Poursuivons. Malgré son flair, X251 n’a pas grand chose à se mettre sous la dent. Je ne parle pas de la darne de saumon qu’il termine mélancoliquement dans son réduit  sombre, mais du vide sidéral qui caractérise ses recherches. C’est le creux de la vague. Si l’on veut une vague, il faut bien un creux. Si l’on veut du plaisir, il faut de l’envie, donc de l’attente, philosophe-t-il. Et puis on a quand même répondu à la première question, à savoir qui. D’accord, seul le « où » les intéresse.

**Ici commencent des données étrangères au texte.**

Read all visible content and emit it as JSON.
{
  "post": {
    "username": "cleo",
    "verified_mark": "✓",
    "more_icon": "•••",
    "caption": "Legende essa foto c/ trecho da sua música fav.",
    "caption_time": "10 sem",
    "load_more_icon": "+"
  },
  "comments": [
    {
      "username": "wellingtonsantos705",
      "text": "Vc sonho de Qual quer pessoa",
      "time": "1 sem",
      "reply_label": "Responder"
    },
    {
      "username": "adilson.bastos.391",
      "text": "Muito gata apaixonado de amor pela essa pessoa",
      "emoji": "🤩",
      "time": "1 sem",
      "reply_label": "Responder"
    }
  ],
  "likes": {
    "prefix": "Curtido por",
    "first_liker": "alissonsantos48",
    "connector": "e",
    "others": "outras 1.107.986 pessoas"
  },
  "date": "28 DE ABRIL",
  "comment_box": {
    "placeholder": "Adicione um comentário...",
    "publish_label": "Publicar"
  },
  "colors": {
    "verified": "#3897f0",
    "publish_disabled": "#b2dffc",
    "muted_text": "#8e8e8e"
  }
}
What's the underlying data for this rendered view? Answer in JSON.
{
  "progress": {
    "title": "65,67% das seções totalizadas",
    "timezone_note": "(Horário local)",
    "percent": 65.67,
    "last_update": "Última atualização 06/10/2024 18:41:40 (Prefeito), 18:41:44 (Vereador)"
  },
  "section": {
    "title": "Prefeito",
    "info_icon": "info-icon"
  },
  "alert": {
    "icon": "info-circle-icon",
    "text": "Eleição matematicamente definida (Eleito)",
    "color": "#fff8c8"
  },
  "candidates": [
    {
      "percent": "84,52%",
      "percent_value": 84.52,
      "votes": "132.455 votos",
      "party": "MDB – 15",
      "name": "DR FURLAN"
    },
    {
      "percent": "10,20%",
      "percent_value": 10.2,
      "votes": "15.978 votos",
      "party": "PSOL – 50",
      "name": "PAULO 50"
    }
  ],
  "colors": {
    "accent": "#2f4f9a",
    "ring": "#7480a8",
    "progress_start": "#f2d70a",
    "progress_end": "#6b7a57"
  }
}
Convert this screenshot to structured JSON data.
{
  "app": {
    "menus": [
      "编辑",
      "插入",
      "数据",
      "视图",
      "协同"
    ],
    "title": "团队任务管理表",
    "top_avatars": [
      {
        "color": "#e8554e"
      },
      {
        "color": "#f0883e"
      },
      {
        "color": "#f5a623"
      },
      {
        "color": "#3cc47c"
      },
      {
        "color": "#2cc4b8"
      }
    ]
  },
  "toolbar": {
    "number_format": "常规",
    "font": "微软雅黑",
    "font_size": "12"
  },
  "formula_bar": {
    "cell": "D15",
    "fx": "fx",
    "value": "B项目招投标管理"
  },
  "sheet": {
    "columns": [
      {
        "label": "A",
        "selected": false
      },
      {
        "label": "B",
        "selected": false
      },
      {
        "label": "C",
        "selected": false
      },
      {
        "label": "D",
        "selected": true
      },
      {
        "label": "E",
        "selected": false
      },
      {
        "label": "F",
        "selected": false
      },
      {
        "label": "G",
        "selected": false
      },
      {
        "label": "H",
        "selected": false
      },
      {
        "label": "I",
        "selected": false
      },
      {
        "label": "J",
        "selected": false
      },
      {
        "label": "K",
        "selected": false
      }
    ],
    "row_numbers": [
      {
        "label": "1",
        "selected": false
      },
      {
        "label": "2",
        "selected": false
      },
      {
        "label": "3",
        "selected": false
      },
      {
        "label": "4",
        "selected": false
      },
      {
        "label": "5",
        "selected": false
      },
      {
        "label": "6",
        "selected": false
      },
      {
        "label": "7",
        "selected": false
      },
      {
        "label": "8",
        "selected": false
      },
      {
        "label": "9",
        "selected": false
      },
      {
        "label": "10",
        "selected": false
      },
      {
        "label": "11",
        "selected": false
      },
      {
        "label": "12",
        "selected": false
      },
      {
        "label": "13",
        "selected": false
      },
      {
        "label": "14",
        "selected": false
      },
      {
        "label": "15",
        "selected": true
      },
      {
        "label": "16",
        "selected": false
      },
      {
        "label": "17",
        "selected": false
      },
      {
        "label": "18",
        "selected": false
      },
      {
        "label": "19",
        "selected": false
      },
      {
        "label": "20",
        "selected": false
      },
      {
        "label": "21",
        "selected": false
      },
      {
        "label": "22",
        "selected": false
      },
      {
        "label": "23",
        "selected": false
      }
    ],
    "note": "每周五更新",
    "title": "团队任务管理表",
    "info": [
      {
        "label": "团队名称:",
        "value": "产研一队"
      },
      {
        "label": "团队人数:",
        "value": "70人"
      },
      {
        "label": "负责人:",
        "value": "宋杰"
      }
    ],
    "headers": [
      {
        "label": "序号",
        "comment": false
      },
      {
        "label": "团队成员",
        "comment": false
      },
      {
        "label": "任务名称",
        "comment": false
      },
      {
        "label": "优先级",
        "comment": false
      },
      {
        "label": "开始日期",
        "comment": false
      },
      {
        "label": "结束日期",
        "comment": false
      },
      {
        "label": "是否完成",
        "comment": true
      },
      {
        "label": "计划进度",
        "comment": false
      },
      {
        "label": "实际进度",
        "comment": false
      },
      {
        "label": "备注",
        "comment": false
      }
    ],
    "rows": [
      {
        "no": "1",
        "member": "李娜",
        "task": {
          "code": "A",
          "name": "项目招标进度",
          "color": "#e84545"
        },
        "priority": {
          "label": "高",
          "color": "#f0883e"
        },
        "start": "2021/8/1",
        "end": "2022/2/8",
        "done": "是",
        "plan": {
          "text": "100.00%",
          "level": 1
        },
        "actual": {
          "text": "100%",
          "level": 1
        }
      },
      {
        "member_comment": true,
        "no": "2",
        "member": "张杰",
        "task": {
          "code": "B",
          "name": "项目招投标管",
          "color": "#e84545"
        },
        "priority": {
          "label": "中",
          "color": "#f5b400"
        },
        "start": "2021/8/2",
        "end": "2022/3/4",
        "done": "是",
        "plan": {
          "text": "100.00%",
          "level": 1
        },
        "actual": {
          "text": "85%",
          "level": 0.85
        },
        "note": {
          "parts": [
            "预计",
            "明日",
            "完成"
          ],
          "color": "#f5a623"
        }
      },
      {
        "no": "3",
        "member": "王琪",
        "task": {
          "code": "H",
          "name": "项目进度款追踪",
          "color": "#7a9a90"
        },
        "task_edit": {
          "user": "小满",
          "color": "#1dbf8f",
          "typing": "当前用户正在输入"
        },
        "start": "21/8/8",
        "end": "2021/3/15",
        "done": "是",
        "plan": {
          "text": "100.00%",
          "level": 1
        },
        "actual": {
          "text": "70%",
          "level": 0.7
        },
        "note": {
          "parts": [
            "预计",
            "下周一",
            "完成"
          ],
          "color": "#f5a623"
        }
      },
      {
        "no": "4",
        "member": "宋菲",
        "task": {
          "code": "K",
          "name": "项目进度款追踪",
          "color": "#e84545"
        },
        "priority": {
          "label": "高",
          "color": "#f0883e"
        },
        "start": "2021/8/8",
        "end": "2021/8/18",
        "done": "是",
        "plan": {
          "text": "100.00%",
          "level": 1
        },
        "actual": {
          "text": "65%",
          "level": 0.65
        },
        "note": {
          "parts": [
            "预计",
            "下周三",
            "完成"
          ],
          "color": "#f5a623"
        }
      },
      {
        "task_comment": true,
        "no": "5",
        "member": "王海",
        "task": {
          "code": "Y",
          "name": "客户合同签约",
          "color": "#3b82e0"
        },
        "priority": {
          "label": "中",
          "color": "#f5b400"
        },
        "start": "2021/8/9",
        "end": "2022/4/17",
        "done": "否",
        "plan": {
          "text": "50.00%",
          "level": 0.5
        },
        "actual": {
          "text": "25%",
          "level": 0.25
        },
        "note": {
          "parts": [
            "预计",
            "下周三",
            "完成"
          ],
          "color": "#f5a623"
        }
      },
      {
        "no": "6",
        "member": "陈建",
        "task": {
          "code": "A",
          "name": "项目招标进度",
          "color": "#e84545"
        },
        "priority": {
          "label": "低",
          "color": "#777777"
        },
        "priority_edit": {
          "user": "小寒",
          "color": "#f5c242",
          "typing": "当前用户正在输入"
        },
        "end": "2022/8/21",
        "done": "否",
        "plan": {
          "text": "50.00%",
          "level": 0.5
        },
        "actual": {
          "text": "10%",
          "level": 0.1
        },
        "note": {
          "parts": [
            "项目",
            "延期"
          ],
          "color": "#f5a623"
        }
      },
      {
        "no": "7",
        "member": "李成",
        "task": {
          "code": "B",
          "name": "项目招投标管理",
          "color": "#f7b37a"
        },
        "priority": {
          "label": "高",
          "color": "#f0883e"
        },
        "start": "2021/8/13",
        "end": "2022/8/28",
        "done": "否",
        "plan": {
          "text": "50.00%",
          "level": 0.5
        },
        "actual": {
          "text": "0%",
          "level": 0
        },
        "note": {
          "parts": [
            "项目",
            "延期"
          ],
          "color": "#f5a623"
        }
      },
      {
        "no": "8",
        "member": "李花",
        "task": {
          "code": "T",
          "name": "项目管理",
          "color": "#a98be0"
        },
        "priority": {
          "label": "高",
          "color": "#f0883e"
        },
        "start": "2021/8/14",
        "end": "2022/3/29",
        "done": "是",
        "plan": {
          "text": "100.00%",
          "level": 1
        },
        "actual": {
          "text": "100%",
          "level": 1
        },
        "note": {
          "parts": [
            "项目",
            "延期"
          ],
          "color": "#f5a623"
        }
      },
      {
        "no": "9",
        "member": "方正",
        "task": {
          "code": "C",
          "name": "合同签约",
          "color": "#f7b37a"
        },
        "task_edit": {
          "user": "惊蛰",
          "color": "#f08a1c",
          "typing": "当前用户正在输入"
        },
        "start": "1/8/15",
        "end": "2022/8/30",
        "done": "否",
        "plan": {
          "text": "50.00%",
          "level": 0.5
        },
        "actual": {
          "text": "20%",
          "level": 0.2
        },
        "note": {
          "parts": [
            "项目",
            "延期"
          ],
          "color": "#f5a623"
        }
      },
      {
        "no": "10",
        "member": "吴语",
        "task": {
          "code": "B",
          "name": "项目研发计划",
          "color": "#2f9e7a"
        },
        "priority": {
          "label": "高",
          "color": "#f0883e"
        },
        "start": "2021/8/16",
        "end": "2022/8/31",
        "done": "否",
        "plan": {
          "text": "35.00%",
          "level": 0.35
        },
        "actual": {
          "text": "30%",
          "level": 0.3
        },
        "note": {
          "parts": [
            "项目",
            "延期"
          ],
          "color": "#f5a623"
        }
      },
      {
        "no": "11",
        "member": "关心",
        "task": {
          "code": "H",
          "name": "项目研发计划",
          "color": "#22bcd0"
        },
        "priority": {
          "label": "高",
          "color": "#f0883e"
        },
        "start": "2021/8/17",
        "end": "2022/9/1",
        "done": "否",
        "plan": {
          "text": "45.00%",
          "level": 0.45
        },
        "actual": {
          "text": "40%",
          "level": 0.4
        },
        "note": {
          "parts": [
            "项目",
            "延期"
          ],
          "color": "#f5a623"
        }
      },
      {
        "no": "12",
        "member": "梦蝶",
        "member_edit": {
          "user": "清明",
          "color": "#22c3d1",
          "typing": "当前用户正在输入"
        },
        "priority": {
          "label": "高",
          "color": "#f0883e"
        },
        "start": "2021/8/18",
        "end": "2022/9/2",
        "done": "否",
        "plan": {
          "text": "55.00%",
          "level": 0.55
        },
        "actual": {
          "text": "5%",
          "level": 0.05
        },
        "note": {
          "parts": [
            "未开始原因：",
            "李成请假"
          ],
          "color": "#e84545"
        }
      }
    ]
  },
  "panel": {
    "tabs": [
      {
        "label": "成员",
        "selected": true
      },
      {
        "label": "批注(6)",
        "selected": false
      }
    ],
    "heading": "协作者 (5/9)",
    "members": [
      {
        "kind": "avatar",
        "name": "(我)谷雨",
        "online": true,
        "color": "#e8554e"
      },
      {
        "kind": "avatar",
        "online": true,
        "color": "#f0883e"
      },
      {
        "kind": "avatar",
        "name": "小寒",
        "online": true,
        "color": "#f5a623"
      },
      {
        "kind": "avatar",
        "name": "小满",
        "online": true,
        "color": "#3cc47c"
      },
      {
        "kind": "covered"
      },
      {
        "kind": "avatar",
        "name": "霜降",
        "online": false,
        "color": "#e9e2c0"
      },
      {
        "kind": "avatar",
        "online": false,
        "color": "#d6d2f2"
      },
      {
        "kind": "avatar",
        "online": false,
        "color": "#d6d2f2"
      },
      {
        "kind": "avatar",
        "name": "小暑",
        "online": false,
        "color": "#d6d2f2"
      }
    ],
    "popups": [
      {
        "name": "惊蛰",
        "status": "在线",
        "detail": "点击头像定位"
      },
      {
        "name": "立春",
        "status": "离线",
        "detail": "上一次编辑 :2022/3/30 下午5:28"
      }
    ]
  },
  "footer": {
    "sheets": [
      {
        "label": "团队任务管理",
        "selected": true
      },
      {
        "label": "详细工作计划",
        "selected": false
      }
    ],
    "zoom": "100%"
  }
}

Voilà le garçon qui sort de son trou consulaire avec un petit brun, genre italien. Ils entrent dans un café et se lancent dans une discussion animée mais incompréhensible pour X251 qui ne parle que le français, et plutôt mal, si l’on en croit ses anciens bulletins scolaires. Installé en retrait avec un expresso comme alibi, il enregistre pourtant avec méthode et un petit magnétophone portatif, de ceux qu’utilisent les PDG pour terroriser à distance leurs caudataires les plus impressionnables. Cette fois-ci, la récolte sera bonne. Il a surpris un « Leonardo da Vinchi » qui par analogie phonique devrait correspondre à notre Léonard. Ou alors j’abandonne. Faudra voir avec Georges à la traduc.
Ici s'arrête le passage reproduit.